Hoofdstuk 4 Overgangs- en slotregels

Artikel 5 Overgangsrecht

5.1 Bouwwerken
  • a. Een bouwwerk dat op het tijdstip van inwerkingtreding van het bestemmingsplan aanwezig of in uitvoering is, dan wel gebouwd kan worden krachtens een omgevingsvergunning voor het bouwen, en afwijkt van het plan, mag, mits deze afwijking naar aard en omvang niet wordt vergroot:
    • 1. gedeeltelijk worden vernieuwd of veranderd;
    • 2. na het teniet gaan ten gevolge van een calamiteit geheel worden vernieuwd of veranderd, mits de aanvraag van de omgevingsvergunning voor het bouwen wordt gedaan binnen twee jaar na de dag waarop het bouwwerk is teniet gegaan.
  • b. Burgemeester en wethouders kunnen eenmalig in afwijking van sub a een omgevingsvergunning verlenen voor het vergroten van de inhoud van een bouwwerk als bedoeld in sub a met maximaal 10%.
  • c. Sub a is niet van toepassing op bouwwerken die weliswaar bestaan op het tijdstip van inwerkingtreding van het plan, maar zijn gebouwd in strijd met het daarvoor geldende plan, daaronder begrepen de overgangsbepaling van dat plan.

5.2 Gebruik
  • a. Het gebruik van gronden en bouwwerken dat bestond op het tijdstip van inwerkingtreding van het bestemmingsplan en hiermee in strijd is, mag worden voortgezet.
  • b. Het is verboden het met het bestemmingsplan strijdige gebruik, bedoeld in sub a, te veranderen of te laten veranderen in een ander met dat plan strijdig gebruik, tenzij door deze verandering de afwijking naar aard en omvang wordt verkleind.
  • c. Indien het gebruik, bedoeld in sub a, na de inwerkingtreding van het plan voor een periode langer dan een jaar wordt onderbroken, is het verboden dit gebruik daarna te hervatten of te laten hervatten.
  • d.
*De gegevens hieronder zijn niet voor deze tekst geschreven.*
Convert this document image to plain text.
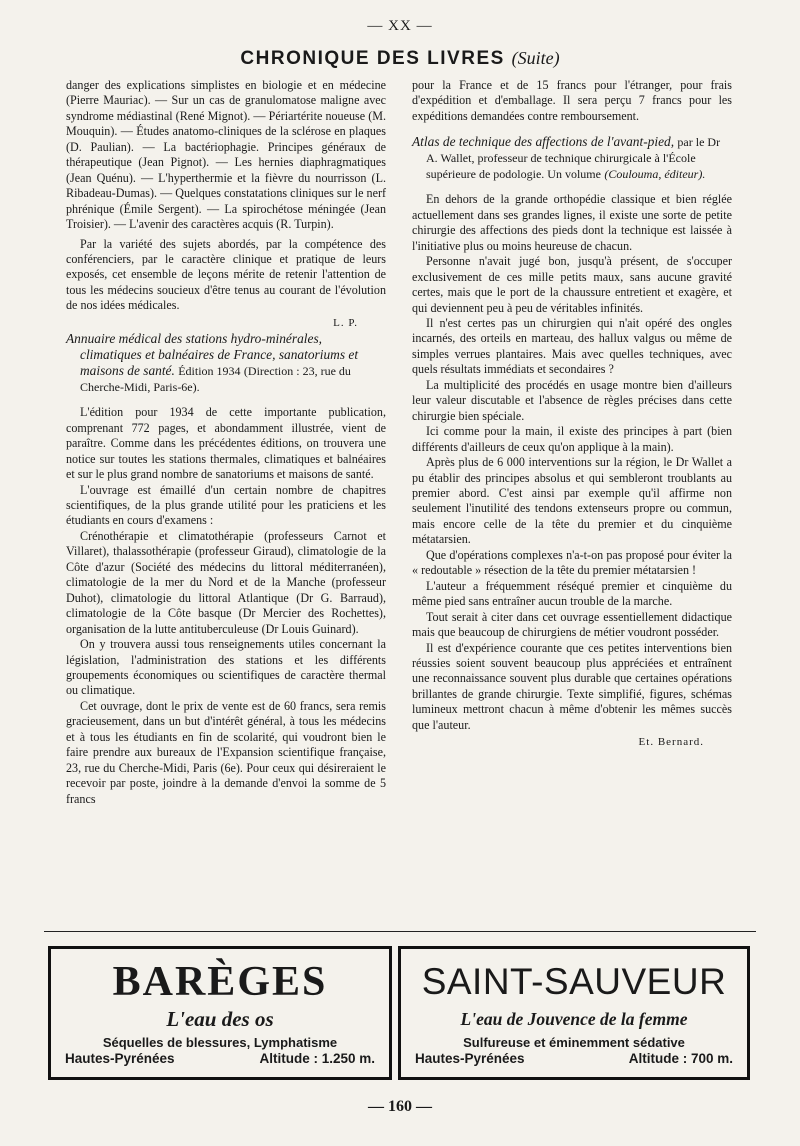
— XX —
CHRONIQUE DES LIVRES (Suite)

danger des explications simplistes en biologie et en médecine (Pierre Mauriac). — Sur un cas de granulomatose maligne avec syndrome médiastinal (René Mignot). — Périartérite noueuse (M. Mouquin). — Études anatomo-cliniques de la sclérose en plaques (D. Paulian). — La bactériophagie. Principes généraux de thérapeutique (Jean Pignot). — Les hernies diaphragmatiques (Jean Quénu). — L'hyperthermie et la fièvre du nourrisson (L. Ribadeau-Dumas). — Quelques constatations cliniques sur le nerf phrénique (Émile Sergent). — La spirochétose méningée (Jean Troisier). — L'avenir des caractères acquis (R. Turpin).

Par la variété des sujets abordés, par la compétence des conférenciers, par le caractère clinique et pratique de leurs exposés, cet ensemble de leçons mérite de retenir l'attention de tous les médecins soucieux d'être tenus au courant de l'évolution de nos idées médicales.

L. P.

Annuaire médical des stations hydro-minérales, climatiques et balnéaires de France, sanatoriums et maisons de santé. Édition 1934 (Direction : 23, rue du Cherche-Midi, Paris-6e).

L'édition pour 1934 de cette importante publication, comprenant 772 pages, et abondamment illustrée, vient de paraître. Comme dans les précédentes éditions, on trouvera une notice sur toutes les stations thermales, climatiques et balnéaires et sur le plus grand nombre de sanatoriums et maisons de santé.

L'ouvrage est émaillé d'un certain nombre de chapitres scientifiques, de la plus grande utilité pour les praticiens et les étudiants en cours d'examens :

Crénothérapie et climatothérapie (professeurs Carnot et Villaret), thalassothérapie (professeur Giraud), climatologie de la Côte d'azur (Société des médecins du littoral méditerranéen), climatologie de la mer du Nord et de la Manche (professeur Duhot), climatologie du littoral Atlantique (Dr G. Barraud), climatologie de la Côte basque (Dr Mercier des Rochettes), organisation de la lutte antituberculeuse (Dr Louis Guinard).

On y trouvera aussi tous renseignements utiles concernant la législation, l'administration des stations et les différents groupements économiques ou scientifiques de caractère thermal ou climatique.

Cet ouvrage, dont le prix de vente est de 60 francs, sera remis gracieusement, dans un but d'intérêt général, à tous les médecins et à tous les étudiants en fin de scolarité, qui voudront bien le faire prendre aux bureaux de l'Expansion scientifique française, 23, rue du Cherche-Midi, Paris (6e). Pour ceux qui désireraient le recevoir par poste, joindre à la demande d'envoi la somme de 5 francs

pour la France et de 15 francs pour l'étranger, pour frais d'expédition et d'emballage. Il sera perçu 7 francs pour les expéditions demandées contre remboursement.

Atlas de technique des affections de l'avant-pied, par le Dr A. Wallet, professeur de technique chirurgicale à l'École supérieure de podologie. Un volume (Coulouma, éditeur).

En dehors de la grande orthopédie classique et bien réglée actuellement dans ses grandes lignes, il existe une sorte de petite chirurgie des affections des pieds dont la technique est laissée à l'initiative plus ou moins heureuse de chacun.

Personne n'avait jugé bon, jusqu'à présent, de s'occuper exclusivement de ces mille petits maux, sans aucune gravité certes, mais que le port de la chaussure entretient et exagère, et qui deviennent peu à peu de véritables infinités.

Il n'est certes pas un chirurgien qui n'ait opéré des ongles incarnés, des orteils en marteau, des hallux valgus ou même de simples verrues plantaires. Mais avec quelles techniques, avec quels résultats immédiats et secondaires ?

La multiplicité des procédés en usage montre bien d'ailleurs leur valeur discutable et l'absence de règles précises dans cette chirurgie bien spéciale.

Ici comme pour la main, il existe des principes à part (bien différents d'ailleurs de ceux qu'on applique à la main).

Après plus de 6 000 interventions sur la région, le Dr Wallet a pu établir des principes absolus et qui sembleront troublants au premier abord. C'est ainsi par exemple qu'il affirme non seulement l'inutilité des tendons extenseurs propre ou commun, mais encore celle de la tête du premier et du cinquième métatarsien.

Que d'opérations complexes n'a-t-on pas proposé pour éviter la « redoutable » résection de la tête du premier métatarsien !

L'auteur a fréquemment réséqué premier et cinquième du même pied sans entraîner aucun trouble de la marche.

Tout serait à citer dans cet ouvrage essentiellement didactique mais que beaucoup de chirurgiens de métier voudront posséder.

Il est d'expérience courante que ces petites interventions bien réussies soient souvent beaucoup plus appréciées et entraînent une reconnaissance souvent plus durable que certaines opérations brillantes de grande chirurgie. Texte simplifié, figures, schémas lumineux mettront chacun à même d'obtenir les mêmes succès que l'auteur.

Et. Bernard.
BARÈGES
L'eau des os
Séquelles de blessures, Lymphatisme
Hautes-Pyrénées	Altitude : 1.250 m.
SAINT-SAUVEUR
L'eau de Jouvence de la femme
Sulfureuse et éminemment sédative
Hautes-Pyrénées	Altitude : 700 m.
— 160 —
Sub a is niet van toepassing op het gebruik dat reeds in strijd was met het voorheen geldende bestemmingsplan, daaronder begrepen de overgangsbepalingen van dat plan.

Artikel 6 Slotregel

Deze regels worden aangehaald als: "Regels van de Partiële herziening bestemmingsplan Plassengebied Loosdrecht 2013 (Nieuw-Loosdrechtsedijk 225-237)".